Navigating a new growth course
Updated: 2013-04-18 10:30
By He Wei (China Daily)
A China Eastern Airlines' aircraft at Kunming International Airport. The carrier's revenue rose to 85.6 billion yuan ($13.8 billion) last year. [Provided to China Daily]
Carriers must look at multiple, diversified platforms to stay afloat, says top executive
"You can choose anything but aviation as your career choice" are not the words you would normally associate with an aviation industry expert. But Ma Xulun, general manager of China Eastern Airlines Co Ltd, seems more than justified when he makes this remark after more than two decades of service in an industry that has often been buffeted by severe bouts of turbulence.
During his long stint, which included time at China's flagship carrier, Air China Ltd, as president, Ma has seen many ups and downs in the aviation business, especially due to global upheaval.
"It is the stress that really takes its toll," 49-year-old Ma said, pointing to his fast-graying hair, in what is essentially a "high risk, high cost, but low return" job.
"Sound sleep is something that I often crave. But with my business so closely tied up with thousands of people's lives, I know that it is a dream and I need to be awake always," he said.
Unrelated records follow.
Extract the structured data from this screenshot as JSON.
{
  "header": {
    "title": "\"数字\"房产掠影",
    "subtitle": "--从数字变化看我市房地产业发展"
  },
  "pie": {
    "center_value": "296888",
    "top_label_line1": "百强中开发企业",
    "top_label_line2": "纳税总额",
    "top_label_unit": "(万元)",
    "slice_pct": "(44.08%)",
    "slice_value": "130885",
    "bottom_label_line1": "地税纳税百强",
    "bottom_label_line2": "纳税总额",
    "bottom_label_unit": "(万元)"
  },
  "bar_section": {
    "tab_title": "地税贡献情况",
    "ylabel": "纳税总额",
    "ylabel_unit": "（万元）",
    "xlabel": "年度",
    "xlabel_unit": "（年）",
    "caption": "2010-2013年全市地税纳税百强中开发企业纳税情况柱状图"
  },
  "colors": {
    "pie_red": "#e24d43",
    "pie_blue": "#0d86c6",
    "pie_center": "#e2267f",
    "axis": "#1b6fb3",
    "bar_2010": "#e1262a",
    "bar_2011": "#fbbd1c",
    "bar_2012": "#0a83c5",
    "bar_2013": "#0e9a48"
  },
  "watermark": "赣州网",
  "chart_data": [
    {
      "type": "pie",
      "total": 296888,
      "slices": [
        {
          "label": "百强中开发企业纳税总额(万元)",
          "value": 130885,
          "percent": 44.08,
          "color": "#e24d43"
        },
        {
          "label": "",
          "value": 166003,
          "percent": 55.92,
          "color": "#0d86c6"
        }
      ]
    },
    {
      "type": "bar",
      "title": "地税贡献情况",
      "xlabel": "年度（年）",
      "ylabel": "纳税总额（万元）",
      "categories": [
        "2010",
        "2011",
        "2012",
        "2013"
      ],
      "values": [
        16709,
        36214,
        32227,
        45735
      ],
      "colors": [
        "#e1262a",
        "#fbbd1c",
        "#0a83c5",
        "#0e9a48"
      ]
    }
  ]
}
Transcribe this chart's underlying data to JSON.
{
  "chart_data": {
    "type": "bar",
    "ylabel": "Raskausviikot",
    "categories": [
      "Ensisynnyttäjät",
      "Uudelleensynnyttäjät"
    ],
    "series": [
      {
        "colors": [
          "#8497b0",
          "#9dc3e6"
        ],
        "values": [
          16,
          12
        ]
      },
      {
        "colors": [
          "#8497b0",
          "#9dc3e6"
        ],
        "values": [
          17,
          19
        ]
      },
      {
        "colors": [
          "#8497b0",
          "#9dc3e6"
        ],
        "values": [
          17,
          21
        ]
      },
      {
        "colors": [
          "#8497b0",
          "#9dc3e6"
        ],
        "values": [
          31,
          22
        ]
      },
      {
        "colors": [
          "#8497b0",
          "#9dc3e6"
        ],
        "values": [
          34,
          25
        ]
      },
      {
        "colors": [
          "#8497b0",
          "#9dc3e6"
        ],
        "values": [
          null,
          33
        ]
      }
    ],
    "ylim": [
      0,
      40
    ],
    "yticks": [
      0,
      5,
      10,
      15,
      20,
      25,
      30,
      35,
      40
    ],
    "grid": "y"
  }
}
Ma's fears are not unfounded. The global aviation industry has been going through its worst phase, with sluggish demand and high fuel costs severely denting profit margins.
The airlines sector managed to eke out a meager 1 percent growth in profit last year, according to the International Air Transport Association.
However, China Eastern has managed to buck the global trend. Not only is it working above the global average, but managed to clock revenues of 85.6 billion yuan ($13.8 billion), and profit of 3.43 billion yuan last year. The company's revenue and profit in 2011 was 83.97 billion yuan and 3.6 billion yuan respectively. Much of the credit for the carrier's success can be attributed to the hands-on and deft approach pioneered by Ma.